Sujud Syukur di Madining: Kala Seragam Cokelat Merajut Damai di Atas Sajadah
Keterangan Gambar:
Kehangatan Spiritualitas: Kapolsek Marioriawa AKP Ichsan, S.H., M.M. (tengah, berbaju seragam) tampak khusyuk mengikuti rangkaian peringatan Isra Mi’raj 1447 H bersama para tokoh masyarakat di Mushallah Darul Ichsan Madining. Kehadiran ini menjadi simbol sinergitas antara Polri, pemerintah setempat, dan tokoh agama dalam merajut kamtibmas melalui pendekatan yang religius dan humanis.
Laporan: Chemmank Farrel
SOPPENG – Malam jatuh dengan lembut di Kelurahan Attang Salo, membawa semilir angin yang menyisup di antara tiang-tiang kokoh Mushallah Darul Ichsan Madining. Di bawah naungan atap rumah Tuhan itu, Selasa malam (13/1), gema selawat mengalun bagai simfoni yang menenangkan jiwa, memperingati perjalanan suci Isra Mi’raj Nabi Muhammad SAW 1447 Hijriah.
Di tengah barisan jamaah yang bersimpuh takzim, terselip siluet seragam cokelat yang tampak menyatu dengan warna-warni baju koko warga. Ia adalah Kapolsek Marioriawa, AKP Ichsan, S.H., M.M. Malam itu, ia melepas sejenak atribut kewibawaannya untuk duduk bersila, lutut bertemu lutut dengan warga, merajut kembali tali silaturahmi yang barangkali sempat renggang oleh hiruk-pikuk duniawi.
Mimbar Kedamaian dan Pesan Kamtibmas
Bagi AKP Ichsan, peringatan Isra Mi’raj bukan sekadar seremoni kalender hijriah. Ini adalah momentum emas untuk menyentuh relung hati masyarakat. Dalam suasana yang begitu khidmat, ia berdiri bukan untuk memerintah, melainkan untuk mengajak.
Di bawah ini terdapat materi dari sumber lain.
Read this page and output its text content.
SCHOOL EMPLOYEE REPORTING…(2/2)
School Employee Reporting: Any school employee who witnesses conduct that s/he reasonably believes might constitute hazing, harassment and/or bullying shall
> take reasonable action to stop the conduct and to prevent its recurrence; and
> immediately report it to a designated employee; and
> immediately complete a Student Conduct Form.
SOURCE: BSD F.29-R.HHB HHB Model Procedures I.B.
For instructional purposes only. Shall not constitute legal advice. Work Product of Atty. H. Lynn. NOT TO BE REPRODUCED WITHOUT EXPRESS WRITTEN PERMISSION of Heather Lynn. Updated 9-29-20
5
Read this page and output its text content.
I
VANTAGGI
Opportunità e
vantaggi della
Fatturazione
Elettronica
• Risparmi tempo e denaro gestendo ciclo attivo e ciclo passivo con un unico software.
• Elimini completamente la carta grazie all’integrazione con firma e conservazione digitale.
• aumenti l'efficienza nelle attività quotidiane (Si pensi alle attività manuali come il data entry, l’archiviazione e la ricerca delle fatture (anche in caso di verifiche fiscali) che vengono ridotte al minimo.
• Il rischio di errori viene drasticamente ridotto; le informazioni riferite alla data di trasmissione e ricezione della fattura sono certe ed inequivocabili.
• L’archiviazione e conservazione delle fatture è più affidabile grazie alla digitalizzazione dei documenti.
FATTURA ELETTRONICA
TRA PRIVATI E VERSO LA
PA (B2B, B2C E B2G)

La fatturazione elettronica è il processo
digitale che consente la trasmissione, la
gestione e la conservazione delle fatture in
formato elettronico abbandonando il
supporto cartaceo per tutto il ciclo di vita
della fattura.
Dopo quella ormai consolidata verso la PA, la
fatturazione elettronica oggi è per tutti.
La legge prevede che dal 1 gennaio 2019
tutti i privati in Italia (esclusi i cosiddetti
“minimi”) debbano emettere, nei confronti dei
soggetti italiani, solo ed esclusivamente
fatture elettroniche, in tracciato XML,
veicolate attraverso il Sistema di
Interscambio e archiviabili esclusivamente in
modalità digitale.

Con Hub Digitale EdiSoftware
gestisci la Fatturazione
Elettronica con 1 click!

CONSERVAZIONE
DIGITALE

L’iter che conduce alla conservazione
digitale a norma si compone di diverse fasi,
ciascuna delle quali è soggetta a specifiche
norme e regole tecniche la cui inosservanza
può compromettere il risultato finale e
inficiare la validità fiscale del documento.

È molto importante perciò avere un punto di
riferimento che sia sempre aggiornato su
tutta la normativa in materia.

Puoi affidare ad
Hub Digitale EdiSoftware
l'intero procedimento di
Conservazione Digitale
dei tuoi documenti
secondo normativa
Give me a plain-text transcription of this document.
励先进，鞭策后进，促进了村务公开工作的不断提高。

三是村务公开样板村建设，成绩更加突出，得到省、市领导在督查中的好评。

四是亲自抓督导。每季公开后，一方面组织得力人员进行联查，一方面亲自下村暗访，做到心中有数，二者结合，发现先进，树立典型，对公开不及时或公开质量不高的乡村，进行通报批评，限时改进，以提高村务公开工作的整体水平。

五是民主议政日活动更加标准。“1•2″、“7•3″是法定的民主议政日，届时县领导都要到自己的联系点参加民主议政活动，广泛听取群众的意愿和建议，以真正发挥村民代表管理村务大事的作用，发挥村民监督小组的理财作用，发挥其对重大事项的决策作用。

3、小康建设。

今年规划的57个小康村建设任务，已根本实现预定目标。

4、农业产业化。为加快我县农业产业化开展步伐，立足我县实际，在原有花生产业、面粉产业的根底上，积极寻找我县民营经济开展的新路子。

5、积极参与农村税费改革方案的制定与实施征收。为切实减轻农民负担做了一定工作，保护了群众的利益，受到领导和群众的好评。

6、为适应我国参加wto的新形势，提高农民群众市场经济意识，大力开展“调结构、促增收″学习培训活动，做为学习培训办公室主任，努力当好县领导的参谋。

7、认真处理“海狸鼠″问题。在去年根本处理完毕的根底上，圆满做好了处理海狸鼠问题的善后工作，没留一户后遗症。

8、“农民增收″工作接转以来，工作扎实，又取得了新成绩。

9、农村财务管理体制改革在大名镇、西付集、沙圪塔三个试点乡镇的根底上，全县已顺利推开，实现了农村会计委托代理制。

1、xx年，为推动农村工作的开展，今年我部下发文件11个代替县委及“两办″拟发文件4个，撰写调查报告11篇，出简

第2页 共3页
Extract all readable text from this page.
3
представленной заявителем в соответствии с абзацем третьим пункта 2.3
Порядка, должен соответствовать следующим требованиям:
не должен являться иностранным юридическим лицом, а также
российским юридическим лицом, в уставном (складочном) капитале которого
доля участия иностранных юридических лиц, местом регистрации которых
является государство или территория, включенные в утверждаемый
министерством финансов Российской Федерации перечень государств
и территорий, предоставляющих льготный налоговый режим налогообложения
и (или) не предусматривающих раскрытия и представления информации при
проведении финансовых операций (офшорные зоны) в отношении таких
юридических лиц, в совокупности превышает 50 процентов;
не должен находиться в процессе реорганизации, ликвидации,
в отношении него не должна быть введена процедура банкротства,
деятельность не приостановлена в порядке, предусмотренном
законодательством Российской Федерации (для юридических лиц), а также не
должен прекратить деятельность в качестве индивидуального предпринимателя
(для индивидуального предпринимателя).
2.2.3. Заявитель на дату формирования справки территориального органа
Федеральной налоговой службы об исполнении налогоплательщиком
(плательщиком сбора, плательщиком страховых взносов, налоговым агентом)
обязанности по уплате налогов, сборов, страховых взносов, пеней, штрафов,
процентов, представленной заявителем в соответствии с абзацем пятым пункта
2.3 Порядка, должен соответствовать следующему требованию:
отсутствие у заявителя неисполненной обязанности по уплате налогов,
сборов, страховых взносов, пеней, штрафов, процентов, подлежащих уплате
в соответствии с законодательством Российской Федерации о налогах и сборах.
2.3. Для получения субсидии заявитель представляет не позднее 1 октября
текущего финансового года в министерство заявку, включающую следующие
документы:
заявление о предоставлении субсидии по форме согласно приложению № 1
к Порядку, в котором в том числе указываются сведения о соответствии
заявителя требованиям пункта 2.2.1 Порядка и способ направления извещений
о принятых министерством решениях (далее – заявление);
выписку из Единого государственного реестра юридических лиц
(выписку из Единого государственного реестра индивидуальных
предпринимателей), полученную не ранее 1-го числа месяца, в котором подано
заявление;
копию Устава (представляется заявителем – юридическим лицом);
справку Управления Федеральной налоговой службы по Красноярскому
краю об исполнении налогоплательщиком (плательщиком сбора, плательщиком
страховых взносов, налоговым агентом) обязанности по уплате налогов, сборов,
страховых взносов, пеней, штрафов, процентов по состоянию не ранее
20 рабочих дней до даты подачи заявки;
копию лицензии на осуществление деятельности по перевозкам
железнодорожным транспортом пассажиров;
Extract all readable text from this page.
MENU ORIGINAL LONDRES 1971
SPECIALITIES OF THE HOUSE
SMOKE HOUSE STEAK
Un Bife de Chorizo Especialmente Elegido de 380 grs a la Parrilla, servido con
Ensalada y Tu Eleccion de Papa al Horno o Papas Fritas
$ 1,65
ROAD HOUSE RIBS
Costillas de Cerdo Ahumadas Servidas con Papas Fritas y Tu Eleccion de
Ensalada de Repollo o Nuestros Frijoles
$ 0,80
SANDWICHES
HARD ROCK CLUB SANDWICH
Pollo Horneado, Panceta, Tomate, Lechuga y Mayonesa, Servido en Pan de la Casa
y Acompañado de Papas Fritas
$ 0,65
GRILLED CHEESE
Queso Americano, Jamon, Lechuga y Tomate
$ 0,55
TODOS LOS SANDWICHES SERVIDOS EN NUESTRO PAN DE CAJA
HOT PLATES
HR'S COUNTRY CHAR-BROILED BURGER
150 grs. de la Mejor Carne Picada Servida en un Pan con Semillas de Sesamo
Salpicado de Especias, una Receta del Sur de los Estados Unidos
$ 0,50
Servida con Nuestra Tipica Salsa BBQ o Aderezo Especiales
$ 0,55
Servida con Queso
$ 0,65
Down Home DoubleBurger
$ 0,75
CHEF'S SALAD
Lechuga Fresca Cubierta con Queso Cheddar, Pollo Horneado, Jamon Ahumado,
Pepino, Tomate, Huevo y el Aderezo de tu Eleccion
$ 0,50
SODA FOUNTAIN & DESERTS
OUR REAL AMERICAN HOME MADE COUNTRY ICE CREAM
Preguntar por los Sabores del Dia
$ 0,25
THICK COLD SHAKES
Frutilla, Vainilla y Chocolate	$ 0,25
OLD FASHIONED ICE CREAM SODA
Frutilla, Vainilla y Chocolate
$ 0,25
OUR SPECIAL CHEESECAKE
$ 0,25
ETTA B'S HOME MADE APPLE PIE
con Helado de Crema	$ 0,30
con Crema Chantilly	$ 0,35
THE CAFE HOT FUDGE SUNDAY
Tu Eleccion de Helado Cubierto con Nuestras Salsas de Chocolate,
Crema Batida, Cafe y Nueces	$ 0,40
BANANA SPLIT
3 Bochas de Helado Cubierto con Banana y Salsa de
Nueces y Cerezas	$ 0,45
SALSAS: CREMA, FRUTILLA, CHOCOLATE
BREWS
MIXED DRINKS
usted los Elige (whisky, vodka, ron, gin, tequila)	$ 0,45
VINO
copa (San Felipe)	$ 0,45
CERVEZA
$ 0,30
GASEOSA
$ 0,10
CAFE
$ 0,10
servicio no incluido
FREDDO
Ia memanfaatkan getaran spiritual malam itu untuk menyisipkan pesan-pesan keamanan dan ketertiban masyarakat (Kamtibmas) dengan nada yang sangat persuasif.
“Perjalanan Isra Mi’raj mengajarkan kita tentang ketaatan dan keseimbangan. Begitu pun dalam bermasyarakat, keamanan bukan hanya tugas kami yang berseragam, melainkan buah dari harmoni dan kasih sayang antar sesama,” tuturnya dengan nada rendah namun penuh penekanan.
Ia menekankan bahwa menjaga lingkungan adalah bagian dari ibadah, sebuah amanah yang harus dijaga bersama demi kedamaian di Bumi Latemmamala.
Kesaksian dari Garis Jemaah
Kehadiran sosok pemimpin kepolisian di tengah-tengah warga ini memberikan kesan mendalam bagi jamaah. Salah seorang tokoh masyarakat setempat, yang turut hadir dalam kegiatan tersebut, mengungkapkan apresiasinya dengan tulus.
“Kami merasa sangat diayomi. Melihat Bapak Kapolsek duduk bersama kami di lantai mushallah tanpa jarak, membuat kami merasa polisi adalah bagian dari keluarga kami sendiri. Pesan Kamtibmas yang beliau sampaikan terasa lebih masuk ke hati karena disampaikan di rumah ibadah,” ujarnya dengan wajah penuh haru.
Harmoni yang Terus Terjaga
Kapolres Soppeng, AKBP Aditya Pradana, S.I.K., M.I.K., mengamini bahwa pendekatan humanis seperti ini adalah kunci utama dalam menjaga kondusivitas wilayah. Menurutnya, ketika polisi hadir dalam momen-momen spiritual masyarakat, maka akan terbangun ikatan emosional yang kuat.
“Kehadiran anggota Polri di setiap peringatan hari besar agama adalah wujud nyata kehadiran negara sebagai pelindung sekaligus pelayan yang mendinginkan suasana. Kita menanamkan benih kesadaran hukum melalui pendekatan iman dan kebersamaan,” pungkasnya.
Hingga acara berakhir, kedamaian nampak jelas membekas di wajah setiap jamaah. Malam itu, di Attang Salo, hukum dan doa bertemu dalam satu muara: ketenteraman bagi semua.